Sarkozy en Afrique : coup de chaud à Niamey

Le hic, avec les visites-éclair, c’est que l’orage finit toujours par gronder. Ce vendredi, à l’instant même où le président français s’engouffre dans le salon de l’Hôtel Gaweye de Niamey, les Sarkologues frémissent. Car le locataire de L’Elysée, qui déteste tant la chaleur, présente tous les symptômes de la surchauffe. Visage figé, sourire factice, maxillaires saillantes.

D’ailleurs, l’affaire semblait d’emblée mal engagée. Le ring de la "table ronde" sur l’Initiative pour la transparence des industries extractives est on ne peut plus carré. Quand on vous dit que concilier pactole minier et refus de l’opacité relève de la quadrature du cercle...
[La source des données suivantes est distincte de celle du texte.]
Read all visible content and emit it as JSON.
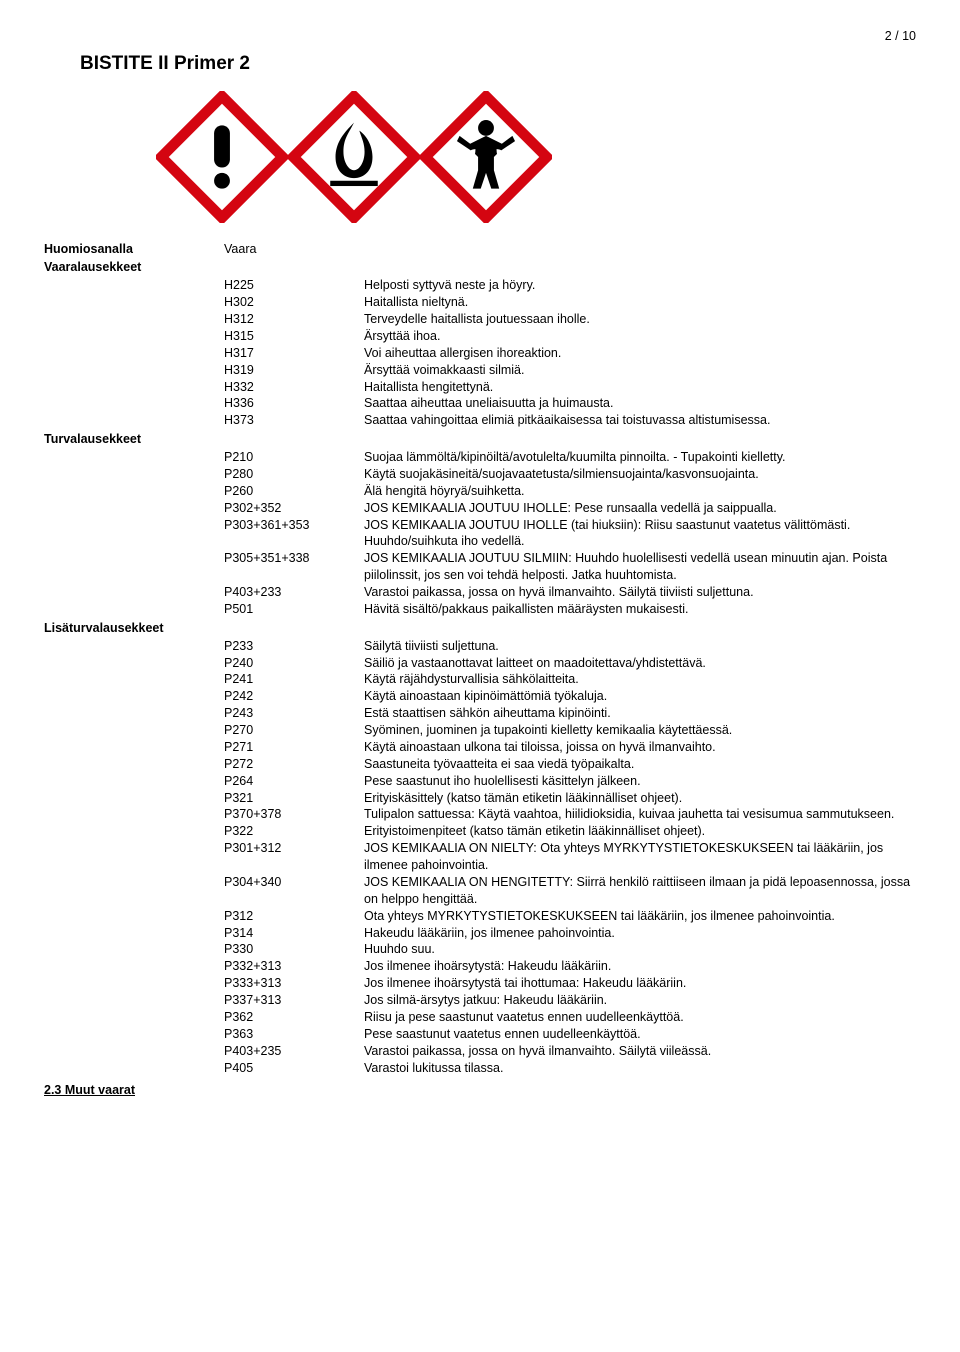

Tandis que s’étire le propos liminaire du chef du gouvernement nigérien, Seyni Oumarou, Sarko trompe l’ennui à sa façon. La tête ailleurs -mais où, diable ?-, crispé, il réduit en charpie un bout de papier, balaye les confettis d’un revers de la main, croise et décroise les doigts. Et fusille du regard les retardataires, quand il ne feint pas de les ignorer.

Dans l’ordre d’apparition en scène, Anne Lauvergeon, patronne du géant nucléaire Areva, venue fêter ici la signature, le 5 janvier dernier, d’un accord crucial, Rama Yade, puis Brice Hortefeux, arrivé quant à lui hors-délai. Un gage chacun.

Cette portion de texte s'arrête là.